Egyptian Christian monk

Ammonius (/əˈmoʊniəs/; Ἀμμώνιος) was a Christian monk involved in the power struggle between the bishop Cyril of Alexandria and the Praefectus augustalis Orestes in the 5th century.

==Life==
Ammonius was part of a group of supporters of the bishop Cyril, composed of both Parabalani and Nitrian monks. Whether he was a member of the Parabalani or the Nitrian monks in support of Cyril during his early reign is not made clear.
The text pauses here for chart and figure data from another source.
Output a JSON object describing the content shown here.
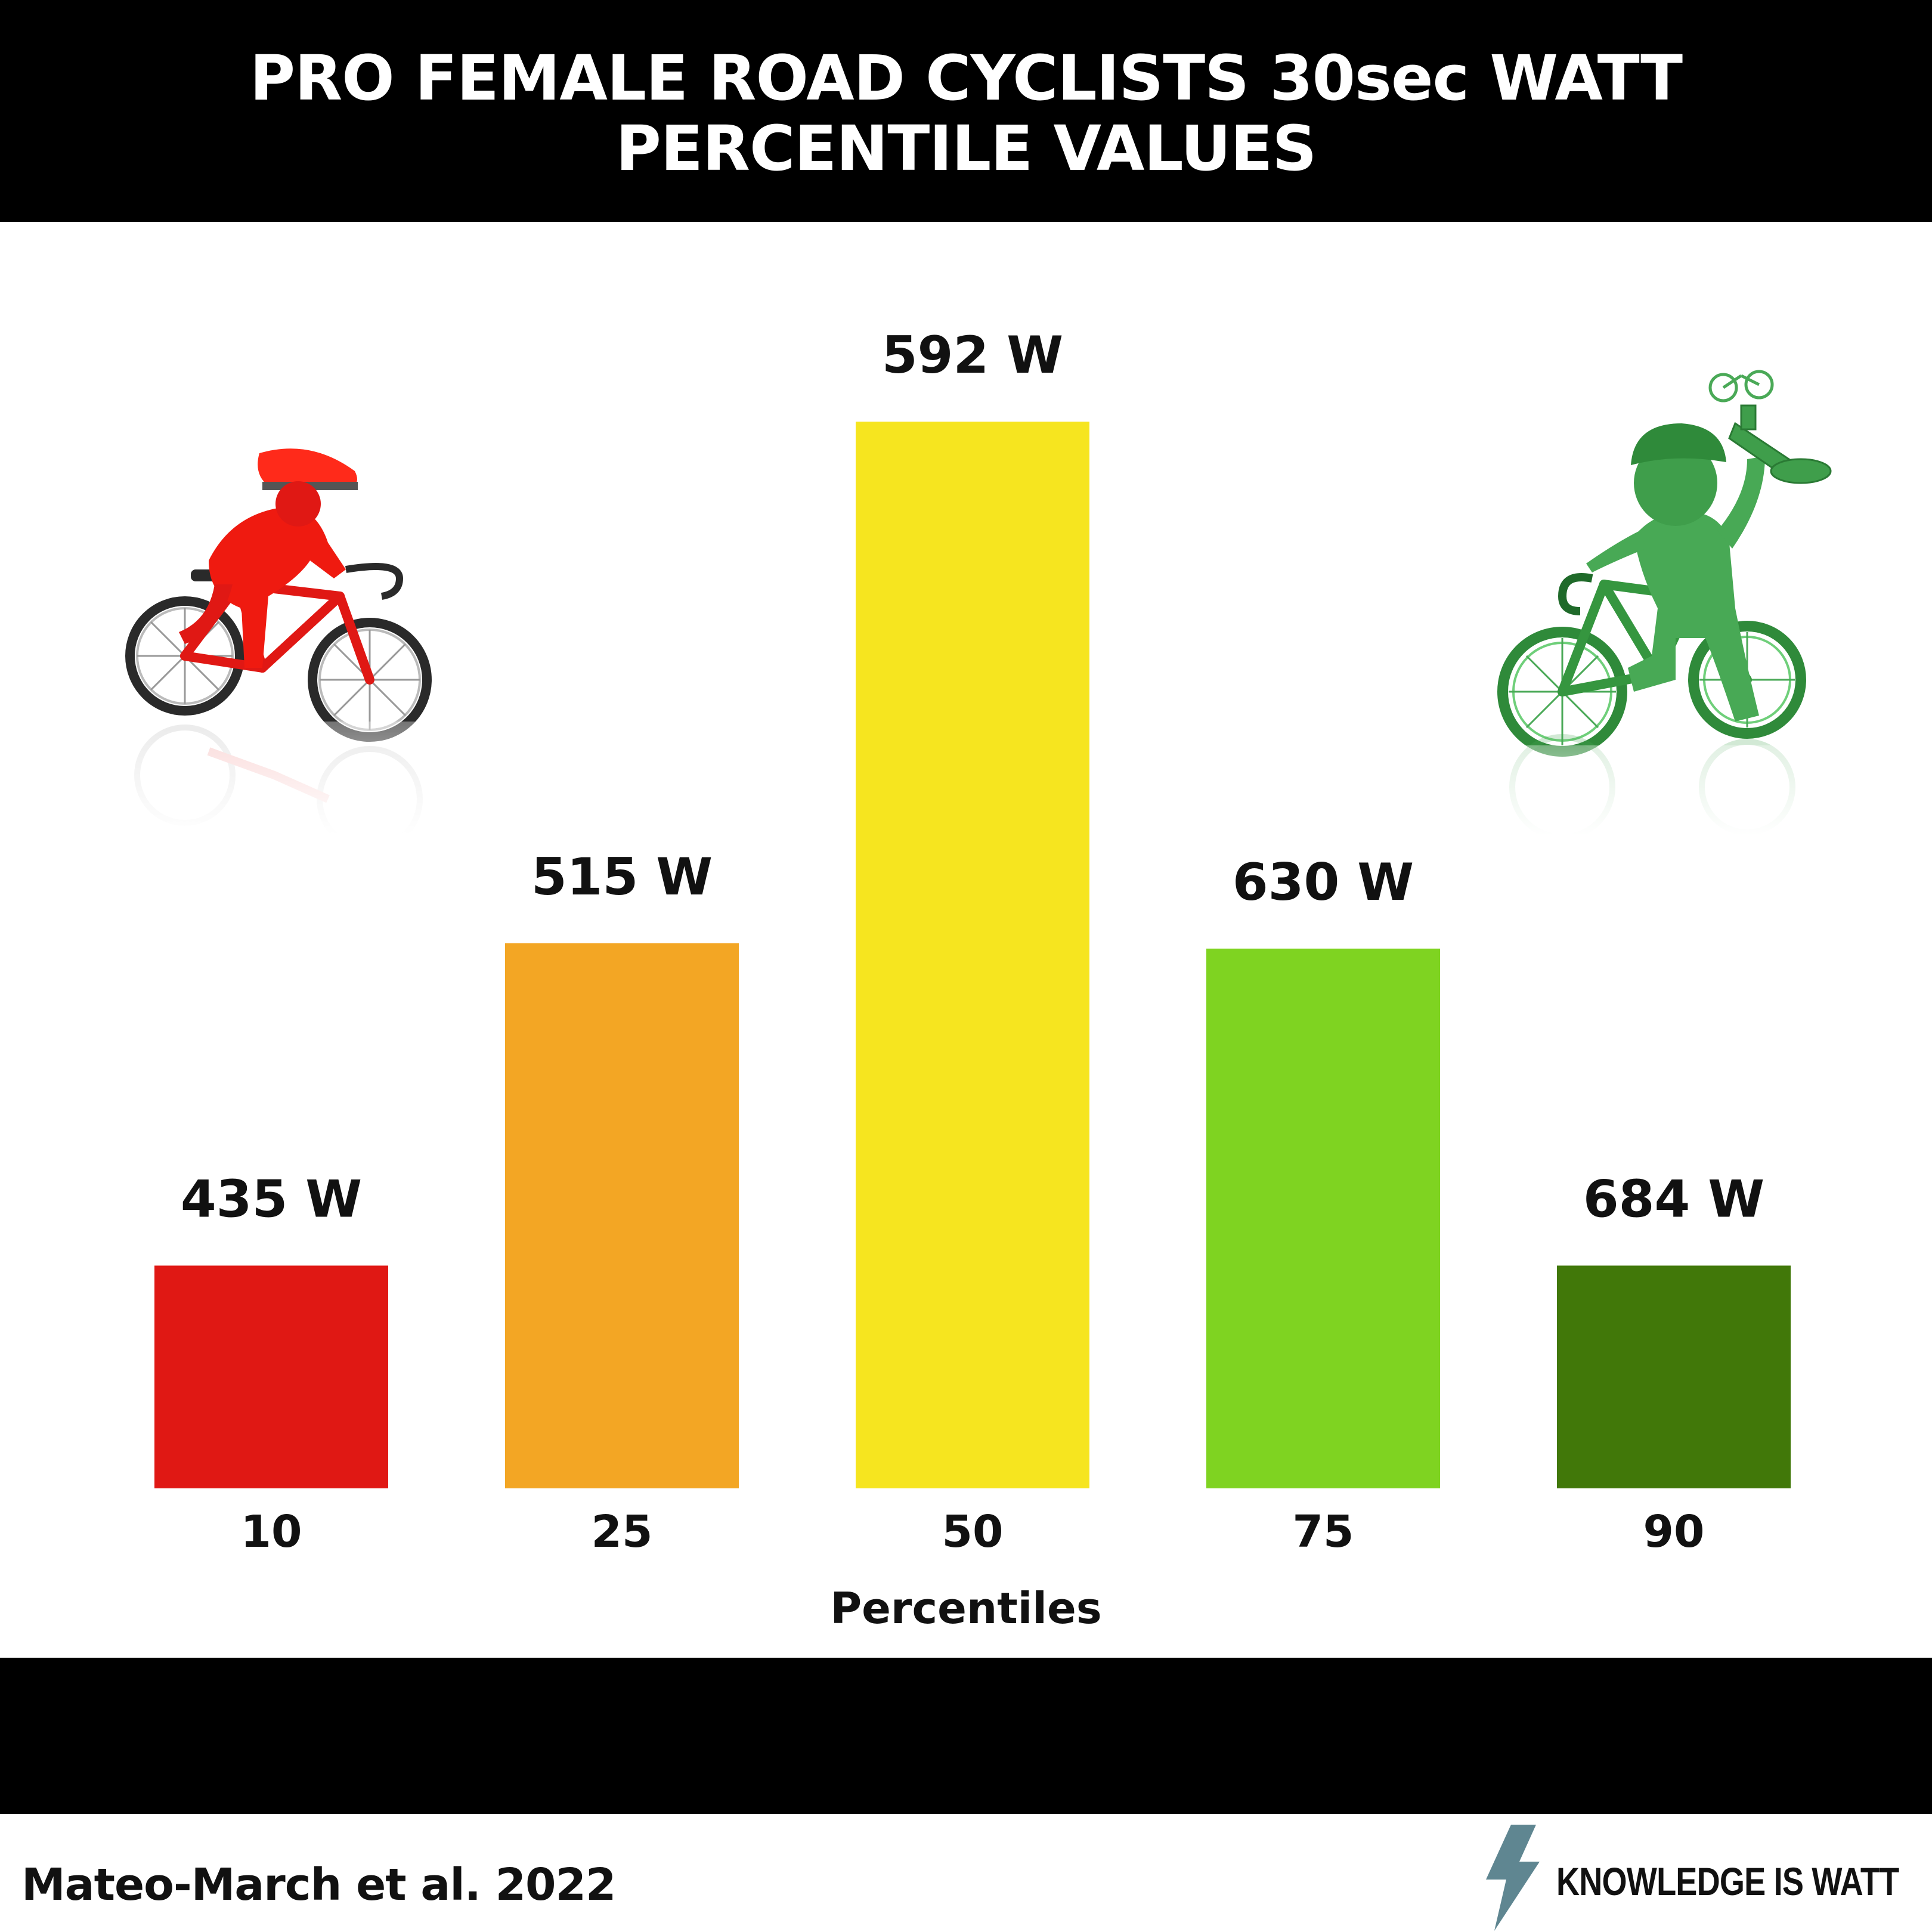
{
  "header": {
    "title_line1": "PRO FEMALE ROAD CYCLISTS  30sec WATT",
    "title_line2": "PERCENTILE VALUES"
  },
  "chart_data": {
    "type": "bar",
    "title": "PRO FEMALE ROAD CYCLISTS  30sec WATT PERCENTILE VALUES",
    "xlabel": "Percentiles",
    "ylabel": "",
    "categories": [
      "10",
      "25",
      "50",
      "75",
      "90"
    ],
    "values": [
      435,
      515,
      592,
      630,
      684
    ],
    "data_labels": [
      "435 W",
      "515 W",
      "592 W",
      "630 W",
      "684 W"
    ],
    "relative_bar_heights": [
      0.208,
      0.509,
      0.996,
      0.504,
      0.208
    ],
    "colors": [
      "#e01814",
      "#f3a624",
      "#f6e51f",
      "#7fd321",
      "#417809"
    ],
    "grid": false,
    "legend": "none"
  },
  "illustrations": {
    "left": "red-cyclist-riding",
    "right": "green-cyclist-holding-trophy"
  },
  "footer": {
    "source": "Mateo-March et al. 2022",
    "brand": "KNOWLEDGE IS WATT",
    "brand_icon": "lightning-bolt-icon",
    "brand_icon_color": "#5f8691"
  }
}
He, along with his fellow monks, confronted the Prefect riding in his open chariot in the streets of Alexandria. During the confrontation, he hurled a stone towards Orestes, which struck him in the head. The cut spilled enough blood to cover his face, nearly killing him. The monks then fled the scene from the prefect's guards and his supporters. He did not manage to flee in time and was captured by the guards and tortured to death. To show appreciation, Cyril seized his body and had his funeral at the church. During the proceedings, Cyril proclaimed him a martyr and saint and renamed him Saint Thaumasius (the Wonderful). This title was soon stripped by Cyril after fellow Christians who were embarrassed by his actions began to question this decision.

==Cultural references==
Ammonius is portrayed by the actor Ashraf Barhom in the 2009 film Agora. In the movie, he is shown as a Parabalani monk who is a supporter of both Cyril and Theophilus before him. His confrontation with Orestes and his act of stone-throwing is portrayed in the film under different circumstances.